= South Humberside =

South Humberside former postal county

South Humberside is a former postal county of England. It was introduced by the Royal Mail on 1 July 1974, when some addresses were altered in response to the changes in administration brought about under the Local Government Act 1972.

The postal county corresponded approximately to the part of the new non-metropolitan county of Humberside south of the Humber Estuary (excluding Goole, which was placed in North Humberside). All of the post towns included in South Humberside had formerly been part of the Lincolnshire postal county. A changeover period of one year was allowed by the postal authorities, with the new county compulsory from 1 July 1975.

It included the following post towns, all with DN postcodes:

- BARNETBY
- BARROW-UPON-HUMBER
- BARTON-UPON-HUMBER
- BRIGG
- CLEETHORPES
- GRIMSBY
- IMMINGHAM
- SCUNTHORPE
- ULCEBY

==Abolition==
In 1996 the Royal Mail ceased to use counties as part of the routing instructions for mail. South Humberside is now a "former postal county". Coincidentally, Humberside was abolished for local government purposes in the same year, with the area south of the Humber becoming two unitary authority areas: North Lincolnshire and North East Lincolnshire.
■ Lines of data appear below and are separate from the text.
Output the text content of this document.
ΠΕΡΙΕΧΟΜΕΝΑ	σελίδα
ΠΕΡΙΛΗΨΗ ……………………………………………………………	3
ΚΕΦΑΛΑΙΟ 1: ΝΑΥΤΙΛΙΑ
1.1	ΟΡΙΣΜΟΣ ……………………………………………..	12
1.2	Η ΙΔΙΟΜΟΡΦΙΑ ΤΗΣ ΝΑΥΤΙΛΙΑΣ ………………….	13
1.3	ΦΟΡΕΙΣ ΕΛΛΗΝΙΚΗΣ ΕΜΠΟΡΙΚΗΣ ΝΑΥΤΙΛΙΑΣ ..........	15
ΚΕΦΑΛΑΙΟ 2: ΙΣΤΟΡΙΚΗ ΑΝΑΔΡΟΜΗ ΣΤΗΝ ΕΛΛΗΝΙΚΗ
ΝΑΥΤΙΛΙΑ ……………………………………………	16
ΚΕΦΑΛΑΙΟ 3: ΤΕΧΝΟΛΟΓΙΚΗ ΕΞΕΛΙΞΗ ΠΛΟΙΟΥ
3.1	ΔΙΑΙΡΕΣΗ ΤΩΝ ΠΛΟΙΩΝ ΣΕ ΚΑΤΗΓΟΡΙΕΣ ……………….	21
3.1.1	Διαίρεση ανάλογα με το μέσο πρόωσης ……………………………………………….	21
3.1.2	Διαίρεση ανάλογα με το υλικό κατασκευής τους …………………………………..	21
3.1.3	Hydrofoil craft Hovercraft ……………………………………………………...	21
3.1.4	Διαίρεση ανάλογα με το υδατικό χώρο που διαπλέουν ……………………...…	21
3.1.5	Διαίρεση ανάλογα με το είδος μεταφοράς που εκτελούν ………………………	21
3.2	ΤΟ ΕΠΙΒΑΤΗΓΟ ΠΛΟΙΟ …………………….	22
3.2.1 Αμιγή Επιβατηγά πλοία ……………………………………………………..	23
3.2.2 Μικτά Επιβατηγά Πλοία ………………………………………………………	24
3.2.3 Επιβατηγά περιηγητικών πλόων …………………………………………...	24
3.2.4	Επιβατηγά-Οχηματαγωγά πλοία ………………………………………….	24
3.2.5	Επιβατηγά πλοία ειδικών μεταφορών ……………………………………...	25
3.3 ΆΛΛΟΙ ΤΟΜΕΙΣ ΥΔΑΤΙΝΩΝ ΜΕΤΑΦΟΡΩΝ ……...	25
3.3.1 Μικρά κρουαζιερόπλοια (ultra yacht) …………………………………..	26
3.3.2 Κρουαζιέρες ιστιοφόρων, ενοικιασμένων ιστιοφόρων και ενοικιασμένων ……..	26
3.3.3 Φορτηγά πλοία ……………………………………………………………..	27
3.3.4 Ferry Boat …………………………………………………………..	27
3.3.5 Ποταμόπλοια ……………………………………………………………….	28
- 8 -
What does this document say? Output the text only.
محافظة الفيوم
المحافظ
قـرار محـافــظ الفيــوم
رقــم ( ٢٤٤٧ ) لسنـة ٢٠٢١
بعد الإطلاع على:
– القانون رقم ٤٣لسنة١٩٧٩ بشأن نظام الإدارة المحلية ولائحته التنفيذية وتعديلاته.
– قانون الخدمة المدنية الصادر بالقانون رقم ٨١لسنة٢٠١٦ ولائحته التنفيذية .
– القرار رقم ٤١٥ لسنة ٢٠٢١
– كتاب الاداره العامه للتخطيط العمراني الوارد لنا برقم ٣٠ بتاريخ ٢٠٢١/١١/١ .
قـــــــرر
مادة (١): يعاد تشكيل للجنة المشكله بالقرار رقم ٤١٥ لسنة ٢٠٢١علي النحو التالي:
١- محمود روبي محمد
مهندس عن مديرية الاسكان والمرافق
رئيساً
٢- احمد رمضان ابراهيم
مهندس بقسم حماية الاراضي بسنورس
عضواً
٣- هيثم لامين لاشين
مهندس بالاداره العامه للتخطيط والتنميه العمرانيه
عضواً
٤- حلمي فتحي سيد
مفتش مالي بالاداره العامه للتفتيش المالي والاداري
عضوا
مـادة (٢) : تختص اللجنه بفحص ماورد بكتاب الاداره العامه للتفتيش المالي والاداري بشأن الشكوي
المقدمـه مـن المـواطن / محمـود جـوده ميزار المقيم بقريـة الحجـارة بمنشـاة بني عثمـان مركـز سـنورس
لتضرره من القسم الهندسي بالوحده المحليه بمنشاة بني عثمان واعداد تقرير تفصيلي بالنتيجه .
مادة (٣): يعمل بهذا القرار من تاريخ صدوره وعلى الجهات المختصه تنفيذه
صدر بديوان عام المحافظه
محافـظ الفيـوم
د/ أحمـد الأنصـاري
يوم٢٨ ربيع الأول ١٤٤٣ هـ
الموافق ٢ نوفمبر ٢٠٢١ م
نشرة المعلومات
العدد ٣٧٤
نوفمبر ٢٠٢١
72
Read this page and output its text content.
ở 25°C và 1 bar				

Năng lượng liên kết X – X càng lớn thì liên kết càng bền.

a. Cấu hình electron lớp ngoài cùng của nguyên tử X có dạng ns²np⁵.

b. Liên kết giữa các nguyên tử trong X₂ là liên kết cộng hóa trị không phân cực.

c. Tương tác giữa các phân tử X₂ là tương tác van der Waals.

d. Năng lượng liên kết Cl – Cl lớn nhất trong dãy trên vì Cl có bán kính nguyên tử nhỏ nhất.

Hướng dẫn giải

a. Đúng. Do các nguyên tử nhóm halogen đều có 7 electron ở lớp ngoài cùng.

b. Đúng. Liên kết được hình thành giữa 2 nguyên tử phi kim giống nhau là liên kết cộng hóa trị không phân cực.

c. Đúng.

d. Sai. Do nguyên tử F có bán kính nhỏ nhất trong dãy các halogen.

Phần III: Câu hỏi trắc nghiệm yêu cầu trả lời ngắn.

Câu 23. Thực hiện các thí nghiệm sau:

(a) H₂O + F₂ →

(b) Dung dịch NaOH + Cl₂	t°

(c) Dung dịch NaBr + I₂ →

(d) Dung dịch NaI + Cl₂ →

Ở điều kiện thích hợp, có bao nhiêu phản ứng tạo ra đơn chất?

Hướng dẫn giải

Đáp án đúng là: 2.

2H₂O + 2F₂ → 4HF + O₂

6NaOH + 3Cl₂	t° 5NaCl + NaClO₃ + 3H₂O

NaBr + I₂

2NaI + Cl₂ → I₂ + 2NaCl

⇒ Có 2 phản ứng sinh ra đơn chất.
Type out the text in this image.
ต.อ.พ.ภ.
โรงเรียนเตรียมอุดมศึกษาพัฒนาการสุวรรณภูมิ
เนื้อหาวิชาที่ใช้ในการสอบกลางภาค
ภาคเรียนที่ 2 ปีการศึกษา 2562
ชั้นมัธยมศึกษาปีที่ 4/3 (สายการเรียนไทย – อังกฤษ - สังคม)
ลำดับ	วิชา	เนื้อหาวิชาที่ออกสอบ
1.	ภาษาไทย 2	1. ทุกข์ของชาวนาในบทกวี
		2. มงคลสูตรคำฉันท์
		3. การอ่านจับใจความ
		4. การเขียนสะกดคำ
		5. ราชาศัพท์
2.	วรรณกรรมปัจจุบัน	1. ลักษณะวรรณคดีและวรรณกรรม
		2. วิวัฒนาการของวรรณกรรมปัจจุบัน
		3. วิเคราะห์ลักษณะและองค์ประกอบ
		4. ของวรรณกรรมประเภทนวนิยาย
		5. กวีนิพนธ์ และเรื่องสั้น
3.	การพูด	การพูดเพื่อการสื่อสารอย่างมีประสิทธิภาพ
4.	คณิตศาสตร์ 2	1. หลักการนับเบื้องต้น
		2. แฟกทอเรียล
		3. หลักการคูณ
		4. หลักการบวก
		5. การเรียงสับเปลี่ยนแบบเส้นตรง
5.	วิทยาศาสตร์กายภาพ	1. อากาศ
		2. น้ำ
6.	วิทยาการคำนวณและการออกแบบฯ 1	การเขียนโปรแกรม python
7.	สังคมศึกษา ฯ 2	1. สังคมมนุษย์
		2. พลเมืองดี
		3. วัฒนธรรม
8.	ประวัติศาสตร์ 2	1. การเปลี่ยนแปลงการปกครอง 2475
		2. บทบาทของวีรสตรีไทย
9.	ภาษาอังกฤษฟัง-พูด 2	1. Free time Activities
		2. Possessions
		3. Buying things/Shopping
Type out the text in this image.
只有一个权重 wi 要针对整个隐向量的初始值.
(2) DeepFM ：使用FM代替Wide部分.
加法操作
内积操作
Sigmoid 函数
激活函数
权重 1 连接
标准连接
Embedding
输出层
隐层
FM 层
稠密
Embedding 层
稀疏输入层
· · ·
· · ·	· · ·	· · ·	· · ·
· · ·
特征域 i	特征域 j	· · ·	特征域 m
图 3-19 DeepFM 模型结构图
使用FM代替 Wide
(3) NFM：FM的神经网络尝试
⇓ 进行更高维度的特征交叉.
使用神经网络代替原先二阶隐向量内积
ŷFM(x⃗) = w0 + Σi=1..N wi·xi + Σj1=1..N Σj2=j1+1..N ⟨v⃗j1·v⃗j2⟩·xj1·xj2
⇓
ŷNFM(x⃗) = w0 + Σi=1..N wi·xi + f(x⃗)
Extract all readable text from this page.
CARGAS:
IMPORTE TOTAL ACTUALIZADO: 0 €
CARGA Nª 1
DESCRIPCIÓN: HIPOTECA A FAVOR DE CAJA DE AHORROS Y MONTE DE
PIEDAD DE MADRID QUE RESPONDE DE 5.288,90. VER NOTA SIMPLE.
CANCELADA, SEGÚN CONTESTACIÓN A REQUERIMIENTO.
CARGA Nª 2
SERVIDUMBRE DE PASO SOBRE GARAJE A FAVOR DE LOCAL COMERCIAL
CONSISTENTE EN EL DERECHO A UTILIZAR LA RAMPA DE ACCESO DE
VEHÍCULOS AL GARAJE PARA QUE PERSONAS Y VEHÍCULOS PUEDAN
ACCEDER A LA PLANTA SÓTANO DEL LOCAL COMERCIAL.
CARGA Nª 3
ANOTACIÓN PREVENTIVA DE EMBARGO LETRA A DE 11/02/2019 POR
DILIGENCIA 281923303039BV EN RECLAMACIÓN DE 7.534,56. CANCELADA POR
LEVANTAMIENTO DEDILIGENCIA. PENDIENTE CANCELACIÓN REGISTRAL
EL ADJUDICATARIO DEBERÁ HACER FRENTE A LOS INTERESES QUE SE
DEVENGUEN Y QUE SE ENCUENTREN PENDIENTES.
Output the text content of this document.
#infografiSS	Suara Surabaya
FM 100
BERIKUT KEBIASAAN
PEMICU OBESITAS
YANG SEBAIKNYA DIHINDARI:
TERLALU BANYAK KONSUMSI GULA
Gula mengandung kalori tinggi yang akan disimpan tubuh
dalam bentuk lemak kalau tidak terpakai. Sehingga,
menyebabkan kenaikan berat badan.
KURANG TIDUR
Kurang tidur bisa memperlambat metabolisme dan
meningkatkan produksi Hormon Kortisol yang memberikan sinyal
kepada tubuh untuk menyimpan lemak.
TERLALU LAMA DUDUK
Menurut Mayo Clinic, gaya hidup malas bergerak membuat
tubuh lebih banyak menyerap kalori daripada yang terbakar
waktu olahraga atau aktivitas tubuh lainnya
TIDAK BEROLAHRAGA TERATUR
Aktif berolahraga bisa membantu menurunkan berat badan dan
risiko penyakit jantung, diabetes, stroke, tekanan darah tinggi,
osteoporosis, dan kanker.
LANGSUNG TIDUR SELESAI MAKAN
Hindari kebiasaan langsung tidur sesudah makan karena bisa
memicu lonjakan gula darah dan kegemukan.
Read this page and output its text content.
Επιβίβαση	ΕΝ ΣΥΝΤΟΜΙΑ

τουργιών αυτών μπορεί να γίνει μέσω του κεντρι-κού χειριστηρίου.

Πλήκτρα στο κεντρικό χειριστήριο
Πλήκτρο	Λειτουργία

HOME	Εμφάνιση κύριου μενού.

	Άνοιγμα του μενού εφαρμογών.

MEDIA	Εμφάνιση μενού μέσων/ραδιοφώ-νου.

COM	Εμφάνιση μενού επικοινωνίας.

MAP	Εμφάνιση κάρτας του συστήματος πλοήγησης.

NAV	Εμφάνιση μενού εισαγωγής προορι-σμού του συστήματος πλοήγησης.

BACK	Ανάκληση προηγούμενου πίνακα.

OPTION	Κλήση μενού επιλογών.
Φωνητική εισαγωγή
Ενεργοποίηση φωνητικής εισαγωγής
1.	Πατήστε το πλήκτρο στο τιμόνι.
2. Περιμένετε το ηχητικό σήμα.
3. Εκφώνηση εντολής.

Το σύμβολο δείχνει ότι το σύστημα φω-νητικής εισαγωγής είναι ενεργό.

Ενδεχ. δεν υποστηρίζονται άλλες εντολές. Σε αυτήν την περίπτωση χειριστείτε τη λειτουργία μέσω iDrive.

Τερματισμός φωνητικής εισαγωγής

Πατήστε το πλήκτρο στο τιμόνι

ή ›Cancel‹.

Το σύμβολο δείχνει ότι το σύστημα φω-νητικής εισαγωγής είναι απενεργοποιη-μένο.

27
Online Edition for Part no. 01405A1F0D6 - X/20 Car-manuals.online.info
Although counties are no longer used for sorting mail, under the Royal Mail's flexible addressing policy users can choose to add a county to an address as long as the post town and postcode are included. The policy allows for the use of either the "former postal" (S. Humberside), "traditional" (Lincs.) or "administrative" (North Lincolnshire / North East Lincolnshire) county.